Die konservativen Stadtoberen und die sächsische Justiz sehen das Bündnis nicht gerne. Blockaden von Naziaufzügen werden bekämpft und man macht alles, um die Aktionen des Bündnisses Dresden Nazifrei zu behindern oder, noch besser, zu verhindern. So wird regelmäßig von der Stadt die Anmeldung der Nazidemo und deren Routenverlauf geheim gehalten. Stattdessen setzt man eine Menschenkette um die Altstadt der Blockade entgegen. Die OB Helma Orosz versteifte sich vor einigen Jahren zu der lächerlichen Behauptung, die Menschenkette hätte die Nazis von ihrem Aufmarsch abgehalten. Dabei war es unübersehbar, dass es die tausenden blockierenden Demonstranten waren, die den Marsch der Nazis unmöglich machten.

An diesem 13. und 14. Februar jährte sich die Bombardierung Dresdens zum 70sten Mal. Es war deshalb mit besonders vielen braunen Aktivitäten zu rechnen. Doch die Nazis blieben erst einmal passiv. An den eigentlichen Jahrestagen geschah von ihrer Seite gar nichts. Offensichtlich trauten sie sich nicht am eigentlichen Termin der Bombardierung Dresdens aufzumarschieren. Der Grund: in den zurückliegenden Jahren hatten sie immer wieder negative Erfahrungen mit den Gegendemonstranten gemacht, die sie nicht marschieren ließen.

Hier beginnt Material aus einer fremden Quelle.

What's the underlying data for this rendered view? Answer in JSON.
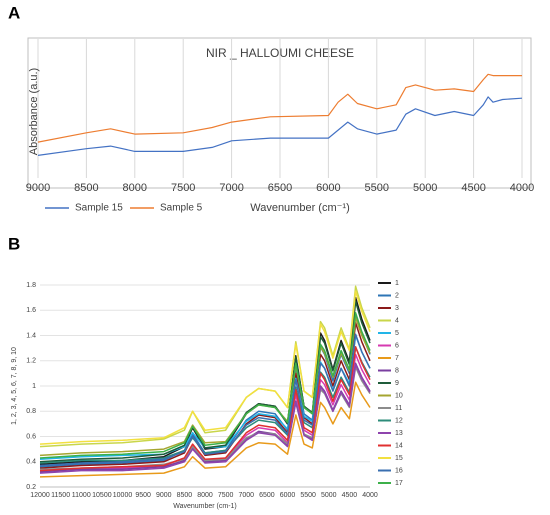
{
  "chart_data": [
    {
      "type": "line",
      "panel_label": "A",
      "title": "NIR _ HALLOUMI CHEESE",
      "xlabel": "Wavenumber (cm⁻¹)",
      "ylabel": "Absorbance (a.u.)",
      "x": [
        9000,
        8500,
        8250,
        8000,
        7500,
        7200,
        7000,
        6600,
        6000,
        5900,
        5800,
        5700,
        5500,
        5300,
        5200,
        5100,
        4900,
        4700,
        4500,
        4400,
        4350,
        4300,
        4200,
        4000
      ],
      "xlim": [
        9000,
        4000
      ],
      "xticks": [
        9000,
        8500,
        8000,
        7500,
        7000,
        6500,
        6000,
        5500,
        5000,
        4500,
        4000
      ],
      "ylim": [
        0,
        1
      ],
      "grid": true,
      "legend": "bottom",
      "series": [
        {
          "name": "Sample 15",
          "color": "#4472c4",
          "values": [
            0.17,
            0.22,
            0.24,
            0.2,
            0.2,
            0.23,
            0.28,
            0.3,
            0.3,
            0.36,
            0.42,
            0.37,
            0.33,
            0.36,
            0.48,
            0.52,
            0.47,
            0.5,
            0.47,
            0.55,
            0.61,
            0.57,
            0.59,
            0.6
          ]
        },
        {
          "name": "Sample 5",
          "color": "#ed7d31",
          "values": [
            0.27,
            0.34,
            0.37,
            0.33,
            0.34,
            0.38,
            0.42,
            0.46,
            0.47,
            0.57,
            0.63,
            0.56,
            0.52,
            0.55,
            0.68,
            0.7,
            0.66,
            0.67,
            0.65,
            0.74,
            0.78,
            0.77,
            0.77,
            0.77
          ]
        }
      ]
    },
    {
      "type": "line",
      "panel_label": "B",
      "xlabel": "Wavenumber (cm-1)",
      "ylabel": "1, 2, 3, 4, 5, 6, 7, 8, 9, 10",
      "x": [
        12000,
        11000,
        10000,
        9000,
        8500,
        8300,
        8000,
        7500,
        7000,
        6700,
        6300,
        6000,
        5800,
        5600,
        5400,
        5200,
        5100,
        4900,
        4700,
        4500,
        4350,
        4200,
        4000
      ],
      "xlim": [
        12000,
        4000
      ],
      "xticks": [
        12000,
        11500,
        11000,
        10500,
        10000,
        9500,
        9000,
        8500,
        8000,
        7500,
        7000,
        6500,
        6000,
        5500,
        5000,
        4500,
        4000
      ],
      "ylim": [
        0.2,
        1.8
      ],
      "yticks": [
        0.2,
        0.4,
        0.6,
        0.8,
        1,
        1.2,
        1.4,
        1.6,
        1.8
      ],
      "grid": true,
      "legend": "right",
      "series": [
        {
          "name": "1",
          "color": "#1a1a1a",
          "values": [
            0.38,
            0.4,
            0.41,
            0.44,
            0.52,
            0.67,
            0.5,
            0.52,
            0.78,
            0.86,
            0.84,
            0.7,
            1.24,
            0.84,
            0.78,
            1.42,
            1.36,
            1.13,
            1.36,
            1.19,
            1.7,
            1.53,
            1.36
          ]
        },
        {
          "name": "2",
          "color": "#2e75b6",
          "values": [
            0.36,
            0.38,
            0.39,
            0.41,
            0.49,
            0.62,
            0.47,
            0.49,
            0.73,
            0.8,
            0.78,
            0.65,
            1.15,
            0.78,
            0.73,
            1.31,
            1.25,
            1.04,
            1.25,
            1.1,
            1.57,
            1.41,
            1.25
          ]
        },
        {
          "name": "3",
          "color": "#8b1a1a",
          "values": [
            0.35,
            0.37,
            0.38,
            0.4,
            0.47,
            0.6,
            0.45,
            0.47,
            0.7,
            0.77,
            0.75,
            0.63,
            1.1,
            0.75,
            0.7,
            1.25,
            1.2,
            1.0,
            1.2,
            1.05,
            1.5,
            1.35,
            1.2
          ]
        },
        {
          "name": "4",
          "color": "#c9d64a",
          "values": [
            0.52,
            0.54,
            0.55,
            0.58,
            0.65,
            0.8,
            0.63,
            0.65,
            0.91,
            0.98,
            0.96,
            0.83,
            1.35,
            0.96,
            0.91,
            1.51,
            1.46,
            1.24,
            1.46,
            1.29,
            1.79,
            1.62,
            1.46
          ]
        },
        {
          "name": "5",
          "color": "#22b5e8",
          "values": [
            0.42,
            0.44,
            0.45,
            0.46,
            0.52,
            0.63,
            0.51,
            0.52,
            0.72,
            0.78,
            0.76,
            0.66,
            1.06,
            0.76,
            0.72,
            1.19,
            1.14,
            0.97,
            1.14,
            1.02,
            1.4,
            1.27,
            1.14
          ]
        },
        {
          "name": "6",
          "color": "#d63ab0",
          "values": [
            0.33,
            0.35,
            0.35,
            0.37,
            0.43,
            0.53,
            0.41,
            0.43,
            0.61,
            0.67,
            0.65,
            0.55,
            0.93,
            0.65,
            0.61,
            1.05,
            1.01,
            0.85,
            1.01,
            0.89,
            1.25,
            1.13,
            1.01
          ]
        },
        {
          "name": "7",
          "color": "#e89a1a",
          "values": [
            0.28,
            0.29,
            0.3,
            0.31,
            0.36,
            0.44,
            0.35,
            0.36,
            0.51,
            0.55,
            0.54,
            0.46,
            0.77,
            0.54,
            0.51,
            0.87,
            0.83,
            0.7,
            0.83,
            0.74,
            1.03,
            0.93,
            0.83
          ]
        },
        {
          "name": "8",
          "color": "#7a3fa0",
          "values": [
            0.32,
            0.34,
            0.34,
            0.36,
            0.41,
            0.51,
            0.4,
            0.41,
            0.58,
            0.64,
            0.62,
            0.53,
            0.88,
            0.62,
            0.58,
            1.0,
            0.96,
            0.81,
            0.96,
            0.85,
            1.18,
            1.07,
            0.96
          ]
        },
        {
          "name": "9",
          "color": "#1f5c3a",
          "values": [
            0.4,
            0.42,
            0.43,
            0.46,
            0.53,
            0.68,
            0.51,
            0.53,
            0.79,
            0.86,
            0.84,
            0.71,
            1.23,
            0.84,
            0.79,
            1.39,
            1.34,
            1.12,
            1.34,
            1.17,
            1.67,
            1.5,
            1.34
          ]
        },
        {
          "name": "10",
          "color": "#a5a530",
          "values": [
            0.45,
            0.47,
            0.48,
            0.5,
            0.56,
            0.69,
            0.55,
            0.56,
            0.78,
            0.85,
            0.83,
            0.72,
            1.16,
            0.83,
            0.78,
            1.31,
            1.26,
            1.07,
            1.26,
            1.12,
            1.54,
            1.4,
            1.26
          ]
        },
        {
          "name": "11",
          "color": "#8c8c8c",
          "values": [
            0.34,
            0.35,
            0.36,
            0.38,
            0.42,
            0.52,
            0.41,
            0.42,
            0.59,
            0.63,
            0.62,
            0.54,
            0.87,
            0.62,
            0.59,
            0.97,
            0.94,
            0.8,
            0.94,
            0.83,
            1.15,
            1.04,
            0.94
          ]
        },
        {
          "name": "12",
          "color": "#2d8c7a",
          "values": [
            0.39,
            0.41,
            0.41,
            0.43,
            0.49,
            0.59,
            0.47,
            0.49,
            0.67,
            0.73,
            0.71,
            0.61,
            0.99,
            0.71,
            0.67,
            1.11,
            1.07,
            0.91,
            1.07,
            0.95,
            1.31,
            1.19,
            1.07
          ]
        },
        {
          "name": "13",
          "color": "#8e44ad",
          "values": [
            0.31,
            0.33,
            0.33,
            0.35,
            0.4,
            0.5,
            0.39,
            0.4,
            0.57,
            0.63,
            0.61,
            0.52,
            0.87,
            0.61,
            0.57,
            0.99,
            0.95,
            0.8,
            0.95,
            0.84,
            1.17,
            1.06,
            0.95
          ]
        },
        {
          "name": "14",
          "color": "#e03030",
          "values": [
            0.33,
            0.35,
            0.36,
            0.37,
            0.43,
            0.54,
            0.42,
            0.43,
            0.63,
            0.69,
            0.67,
            0.57,
            0.97,
            0.67,
            0.63,
            1.1,
            1.05,
            0.88,
            1.05,
            0.93,
            1.31,
            1.18,
            1.05
          ]
        },
        {
          "name": "15",
          "color": "#f2e040",
          "values": [
            0.54,
            0.56,
            0.57,
            0.59,
            0.67,
            0.8,
            0.65,
            0.67,
            0.91,
            0.98,
            0.96,
            0.83,
            1.33,
            0.96,
            0.91,
            1.49,
            1.43,
            1.22,
            1.43,
            1.28,
            1.75,
            1.59,
            1.43
          ]
        },
        {
          "name": "16",
          "color": "#3a6fb0",
          "values": [
            0.37,
            0.39,
            0.4,
            0.42,
            0.48,
            0.6,
            0.46,
            0.48,
            0.69,
            0.75,
            0.73,
            0.62,
            1.05,
            0.73,
            0.69,
            1.18,
            1.14,
            0.96,
            1.14,
            1.0,
            1.41,
            1.27,
            1.14
          ]
        },
        {
          "name": "17",
          "color": "#3cb04a",
          "values": [
            0.43,
            0.45,
            0.46,
            0.48,
            0.55,
            0.68,
            0.53,
            0.55,
            0.78,
            0.85,
            0.83,
            0.71,
            1.18,
            0.83,
            0.78,
            1.33,
            1.28,
            1.08,
            1.28,
            1.13,
            1.58,
            1.43,
            1.28
          ]
        }
      ]
    }
  ]
}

So wäre es für die Nazis auch in diesem Jahr wieder zu einer Niederlage gekommen. Um das zu vermeiden, gaben sie ihre Aufmarschabsicht und den Termin der Öffentlichkeit bis zuletzt nicht bekannt (der Termin muss bekannt gewesen sein, aber die Stadt hielt ihn offensichtlich geheim). Dann aber kam für die Öffentlichkeit die Überraschung. Die Nazis hatten den Aufmarsch auf den 15. Februar verlegt. So gelang es ihnen in diesem Jahr mit 500 Personen durch Dresdens Straßen zu ziehen. Eine ausreichende Gegenmobilisierung war kurzfristig für Dresden Nazifrei nicht mehr möglich. Trotzdem war es für die Nazis kein Sieg. Sie marschierten zwar, aber nur weil sie tricksten! Und sie marschierten nicht an diesem 70. Jahrestag!

Nicht die Nazis - die Antifa wird in Dresden bekämpft.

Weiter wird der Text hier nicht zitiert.